Hurricane Florence bears down on Carolinas

Lawrence Kim
September 14, 2018

The Hurricane Center's Dennis Feltgen reiterated that warning, saying 90 percent of hurricane-related deaths are from problems that arise with the massive amounts of water.

On top of the potentially destructive hurricane, forecasters also put parts of North Carolina on tornado watch.

One video, below shows the effect from a potential storm surge which could rise up to 9 feet in some areas.

The hurricane's surge could cover large swathes of the Carolina coast under as much as 11ft (3.3m) of seawater.

The downgraded status of the storm, which indicates that Hurricane Florence is moving at maximum sustained wind speeds of 110 miles per hour, means little in terms of its impact and deadly potential, according to Elliot Abrams, chief forecaster at Accuweather. However, it's possible that Florence will stay just offshore, dumping rain on North Carolina as she moves south, not moving inland until she reaches Myrtle Beach.

Two women who were riding out the storm dance to the music outside the Barbary Coast bar in downtown Wilmington, N.C., as Hurricane Florence threatens the coast, September 13, 2018.

Florence is forecast to significantly weaken as it crawls across central South Carolina Saturday.

Florence's expected slowdown means a prolonged period near the coast, said the hurricane center's Joel Cline. It could then head west and southwest.

Florence could bring wind-driven storm surges of seawater as high as four metres and NHC Director Ken Graham said on Facebook they could push in as far as three kilometres.

The impact is expected to be similar to that of Hurricane Harvey on the Houston area previous year, Feltgen said.

He added that people living near rivers, streams and lowland areas in the region were most at risk.

Florence should continue losing strength as it menders along the coast, weakening further as the storm travels across inland SC on Saturday, the weather service said.

Some 11,000 power outages have been reported in North Carolina.

As of 6 a.m., Florence was centered just 10 miles (20 kilometers) east of Wilmington, North Carolina. "So far, the power is on - Waffle House is open".

In Myrtle Beach, ABC correspondent Pete Combs painted a starker picture of those who made a decision to stay in place.

As Florence drew near, President Donald Trump tweeted that FEMA and first responders are "supplied and ready", and he disputed the official conclusion that almost 3,000 people died in Puerto Rico, claiming the figure was a Democratic plot to make him look bad.

"(It's) very eerie, the wind howling, the rain blowing sideways, debris flying", said Orsa, who lives nearby and fears splintering trees will pummel her house. "They pulled out all the furniture out of the yard".

It said the additional declaration would bring more federal help with debris removal, search and rescue teams, meals and generators, among other items.

Officials said people refusing to evacuate could end up alone, drenched and in the dark, as rescue crews won't go out to help in winds above 50 miles per hour. Two amphibious Navy ships are on standby to respond and provide disaster relief after Florence moves through.

Virginia remains under a state of emergency.

Officials said some 1.7 million people in the Carolinas and Virginia were warned to evacuate, but its unclear how many did.

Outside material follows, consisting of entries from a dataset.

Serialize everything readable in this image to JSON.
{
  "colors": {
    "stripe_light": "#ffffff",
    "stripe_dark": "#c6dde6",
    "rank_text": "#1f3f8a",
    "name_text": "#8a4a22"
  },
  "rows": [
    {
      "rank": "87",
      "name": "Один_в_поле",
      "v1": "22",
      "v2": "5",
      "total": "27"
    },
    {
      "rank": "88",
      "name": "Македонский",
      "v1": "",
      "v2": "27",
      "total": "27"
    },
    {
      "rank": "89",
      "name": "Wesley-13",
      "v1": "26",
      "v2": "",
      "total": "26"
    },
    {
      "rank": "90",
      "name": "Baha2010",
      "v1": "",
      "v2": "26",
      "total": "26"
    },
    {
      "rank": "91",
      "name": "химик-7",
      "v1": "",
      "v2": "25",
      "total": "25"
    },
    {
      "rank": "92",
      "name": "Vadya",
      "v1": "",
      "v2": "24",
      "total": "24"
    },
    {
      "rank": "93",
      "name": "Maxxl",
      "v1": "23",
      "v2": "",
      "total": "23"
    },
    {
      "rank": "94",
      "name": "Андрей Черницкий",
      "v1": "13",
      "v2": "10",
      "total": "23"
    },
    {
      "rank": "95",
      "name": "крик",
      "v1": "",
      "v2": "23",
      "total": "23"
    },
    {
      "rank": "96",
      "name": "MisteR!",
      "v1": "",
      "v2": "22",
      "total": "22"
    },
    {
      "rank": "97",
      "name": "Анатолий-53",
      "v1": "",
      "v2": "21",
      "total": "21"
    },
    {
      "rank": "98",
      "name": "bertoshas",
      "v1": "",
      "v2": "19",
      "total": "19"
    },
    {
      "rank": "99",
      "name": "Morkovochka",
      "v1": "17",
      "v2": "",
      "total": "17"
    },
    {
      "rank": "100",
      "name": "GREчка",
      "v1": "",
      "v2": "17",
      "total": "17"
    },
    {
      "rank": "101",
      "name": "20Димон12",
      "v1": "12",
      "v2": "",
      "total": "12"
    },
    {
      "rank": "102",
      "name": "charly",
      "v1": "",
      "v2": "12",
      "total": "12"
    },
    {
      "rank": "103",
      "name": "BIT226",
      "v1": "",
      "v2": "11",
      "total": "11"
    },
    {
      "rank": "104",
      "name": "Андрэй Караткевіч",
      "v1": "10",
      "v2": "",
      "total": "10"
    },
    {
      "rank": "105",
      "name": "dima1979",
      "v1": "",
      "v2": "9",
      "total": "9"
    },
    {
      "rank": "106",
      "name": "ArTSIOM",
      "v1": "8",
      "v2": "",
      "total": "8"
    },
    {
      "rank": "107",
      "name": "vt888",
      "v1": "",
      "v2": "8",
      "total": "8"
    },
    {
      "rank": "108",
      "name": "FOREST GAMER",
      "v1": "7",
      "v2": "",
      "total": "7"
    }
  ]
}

Meteorologists at the National Weather Service's Wilmington office are waiting for the National Hurricane Center to confirm the track of the eyeball, which typically has the storm's strongest winds.

High winds and downed power lines are another concern for that region.

"Inland flooding kills a lot of people unfortunately and that's what we're about to see".

About 400 Virginians are in shelters, Stern estimated.

Virginia Gov. Ralph Northam reminded residents to stay off the roads and shelter in place.